At the auctions, thanks to competition between specialist dealers and collectors, the more important works fetched reassuringly high prices, and overall selling rates were healthy enough. On March 22, Sotheby’s held its second annual works on paper auction during the salon, netting €5.8 million from 141 lots, with 74 percent of the lots successful. Works by modern masters predictably dominated, with a top price of €669,000 given for a large 1950s Chagall watercolor of newlyweds and a bouquet of flowers in a moonlit window. Smaller drawings by major names such as Paul Delvaux and Paul Signac were selling for less than €10,000.

“A lot of the market is driven by financial concerns. People want big iconic works,” said Mr. Breuer-Weil, the British artist and collector. “If you buy a drawing, you can get a work by the artist for a 200th of the price of a painting.”

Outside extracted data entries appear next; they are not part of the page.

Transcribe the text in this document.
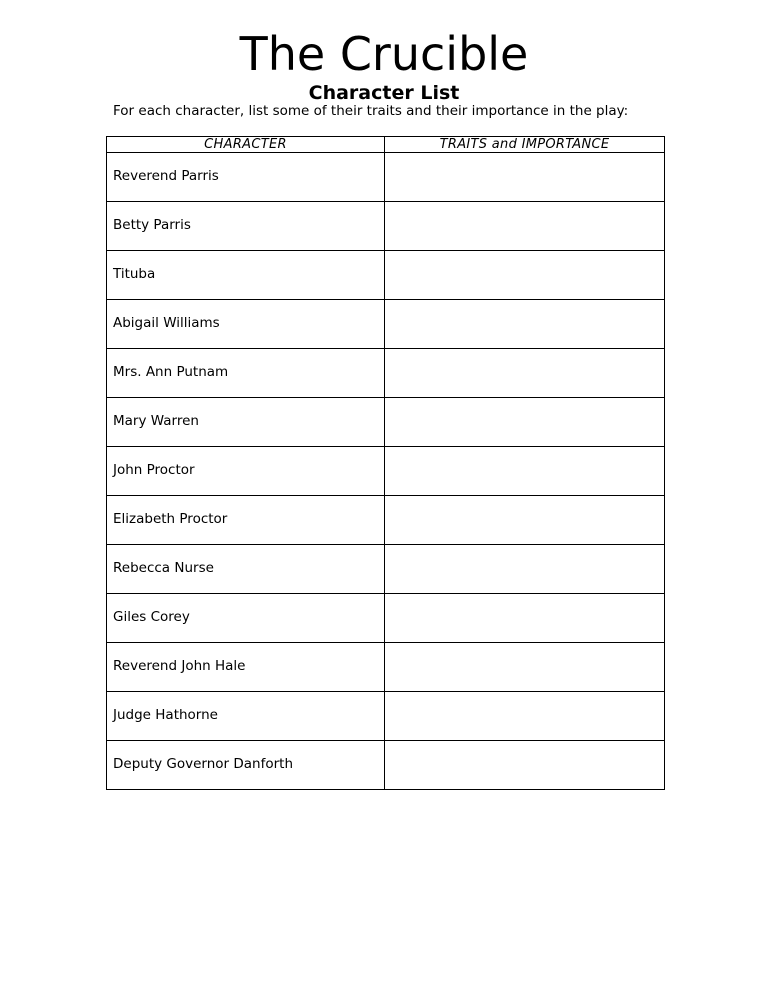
The Crucible
Character List

For each character, list some of their traits and their importance in the play:

CHARACTER	TRAITS and IMPORTANCE
Reverend Parris	
Betty Parris	
Tituba	
Abigail Williams	
Mrs. Ann Putnam	
Mary Warren	
John Proctor	
Elizabeth Proctor	
Rebecca Nurse	
Giles Corey	
Reverend John Hale	
Judge Hathorne	
Deputy Governor Danforth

Across town at the Drawing Now fair, there was also value to be had from contemporary artists who focused solely on draftsmanship.

The Birmingham, Ala., dealer Maus Contemporary represents the estate of the African-American artist Eugene J. Martin, whose works have been acquired by a number of regional museums in the United States. In the 1960s and ’70s, Martin, who was influenced by European modernism, was too poor to buy painting materials, so he instead made small-scale abstracts on paper. A striking Constructivist figure made in 1972 during the protests over the Vietnam War was bought by a French collector for €4,000.

“The French have a romantic attachment with the nobility of paper,” Guido H. Maus, the gallery’s director, said, referring to France’s long tradition of collecting drawings and prints, reflected in the number of specialist galleries that are a distinctive feature of Paris.

A drawing by Bloemaert or Martin might not impress a hedge fund manager who comes around for dinner. But as the prices for paintings by blue-chip names soar far beyond the reach of the average collector, “Drawing Week” is a welcome reminder that there are approachable ways to live with original art.